[QUOTE=RickJay]
As the previous post mentions, this seems a bizarre thing to say. The World Trade Center was made of offices. Offices are full of flammable stuff.
The insulation, it is generally believed, was blown off the supporting steel by the impact and explosion in enough places to expose a critical amount of steel to heat.
[/QUOTE]
I believe that was for WTC1 and WTC2. I’m not sure if it was the case for WTC7 however what I’ve been able to find doing quick searches on fire ratings for steel structures is that insulation for such buildings was only required to protect the steel for 1-2 hours. In most cases that’d be plenty of time to evacuate the building and fight fires, or at least limit how many floors are exposed. WTC7 lost water supply to the sprinklers, firefighters were otherwise occupied (or had been killed in the collapse of WTC1 and 2), and the fires burned for many hours on multiple floors.
So even if the insulation was up to code and undamaged, the fires were just more than what it was designed for. Here are some of the recommendations from NIST’s report:
**Better thermal insulation (i.e., reduced conductivity and/or increased thickness) to limit heating of structural steel and to minimize both thermal expansion and weakening effects. Insulation has been used to protect steel strength, but it could be used to maintain a lower temperature in the steel framing to limit thermal expansion.

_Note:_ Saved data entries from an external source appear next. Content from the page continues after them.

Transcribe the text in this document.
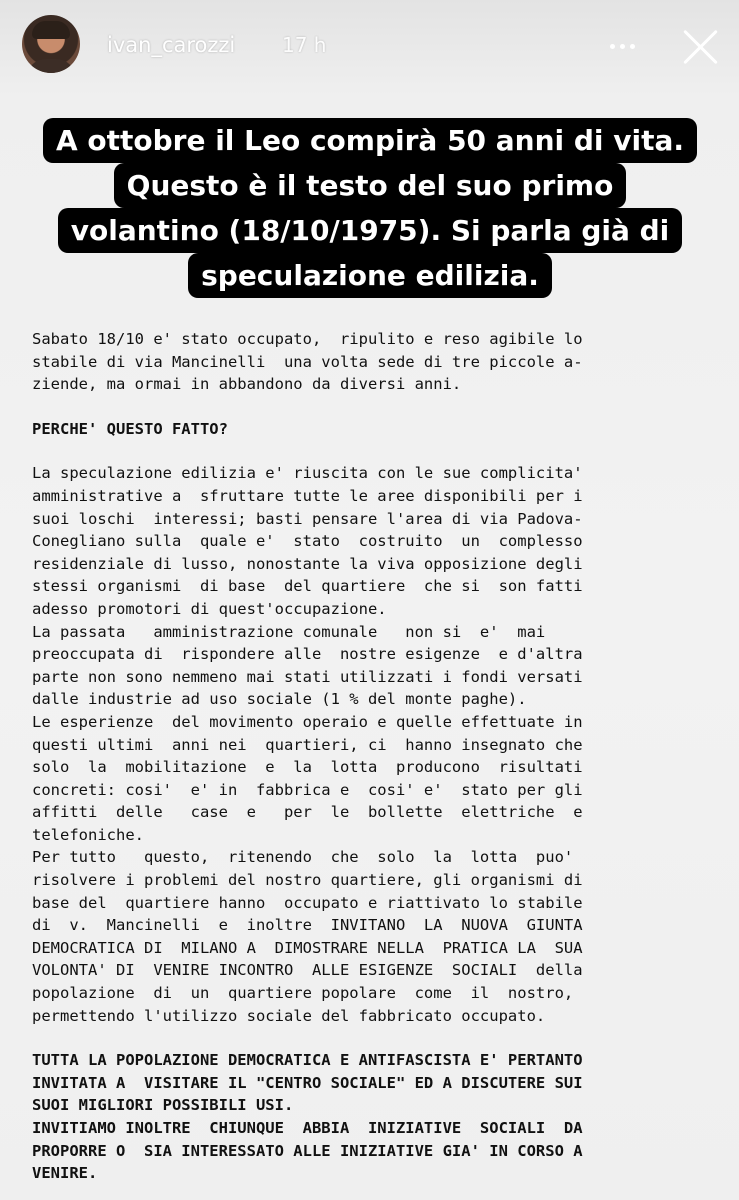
ivan_carozzi 17 h
A ottobre il Leo compirà 50 anni di vita.
Questo è il testo del suo primo
volantino (18/10/1975). Si parla già di
speculazione edilizia.

Sabato 18/10 e' stato occupato,  ripulito e reso agibile lo

stabile di via Mancinelli  una volta sede di tre piccole a-

ziende, ma ormai in abbandono da diversi anni.

PERCHE' QUESTO FATTO?

La speculazione edilizia e' riuscita con le sue complicita'

amministrative a  sfruttare tutte le aree disponibili per i

suoi loschi  interessi; basti pensare l'area di via Padova-

Conegliano sulla  quale e'  stato  costruito  un  complesso

residenziale di lusso, nonostante la viva opposizione degli

stessi organismi  di base  del quartiere  che si  son fatti

adesso promotori di quest'occupazione.

La passata   amministrazione comunale   non si  e'  mai

preoccupata di  rispondere alle  nostre esigenze  e d'altra

parte non sono nemmeno mai stati utilizzati i fondi versati

dalle industrie ad uso sociale (1 % del monte paghe).

Le esperienze  del movimento operaio e quelle effettuate in

questi ultimi  anni nei  quartieri, ci  hanno insegnato che

solo  la  mobilitazione  e  la  lotta  producono  risultati

concreti: cosi'  e' in  fabbrica e  cosi' e'  stato per gli

affitti  delle   case  e   per  le  bollette  elettriche  e

telefoniche.

Per tutto   questo,  ritenendo  che  solo  la  lotta  puo'

risolvere i problemi del nostro quartiere, gli organismi di

base del  quartiere hanno  occupato e riattivato lo stabile

di  v.  Mancinelli  e  inoltre  INVITANO  LA  NUOVA  GIUNTA

DEMOCRATICA DI  MILANO A  DIMOSTRARE NELLA  PRATICA LA  SUA

VOLONTA' DI  VENIRE INCONTRO  ALLE ESIGENZE  SOCIALI  della

popolazione  di  un  quartiere popolare  come  il  nostro,

permettendo l'utilizzo sociale del fabbricato occupato.

TUTTA LA POPOLAZIONE DEMOCRATICA E ANTIFASCISTA E' PERTANTO

INVITATA A  VISITARE IL "CENTRO SOCIALE" ED A DISCUTERE SUI

SUOI MIGLIORI POSSIBILI USI.

INVITIAMO INOLTRE  CHIUNQUE  ABBIA  INIZIATIVE  SOCIALI  DA

PROPORRE O  SIA INTERESSATO ALLE INIZIATIVE GIA' IN CORSO A

VENIRE.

Improved compartmentation in tenant areas to limit the spread of fires.
Thermally resistant window assemblies to limit breakage, reduce air supply and retard fire growth.**
That first recommendation says that the fire codes should address both the loss of strength at high temperatures and the expansion at lower temperatures. Sadly, improvements in the building codes often come about as a result of looking at what didn’t work when the previous codes were followed. Civil engineer Henry Petroski wrote an excellent book on this called “To Engineer Is Human - The Role Of Failure In Successful Design” which I highly recommend.
As far as flammable contents, what RickJay said is spot on. Next time you are in an office building look around - furniture, paper, cubicle partitions, carpets, ceiling tiles, there’s plenty of stuff that will burn. That’s why there are sprinkler systems and the fire department comes rushing over when the alarm goes off.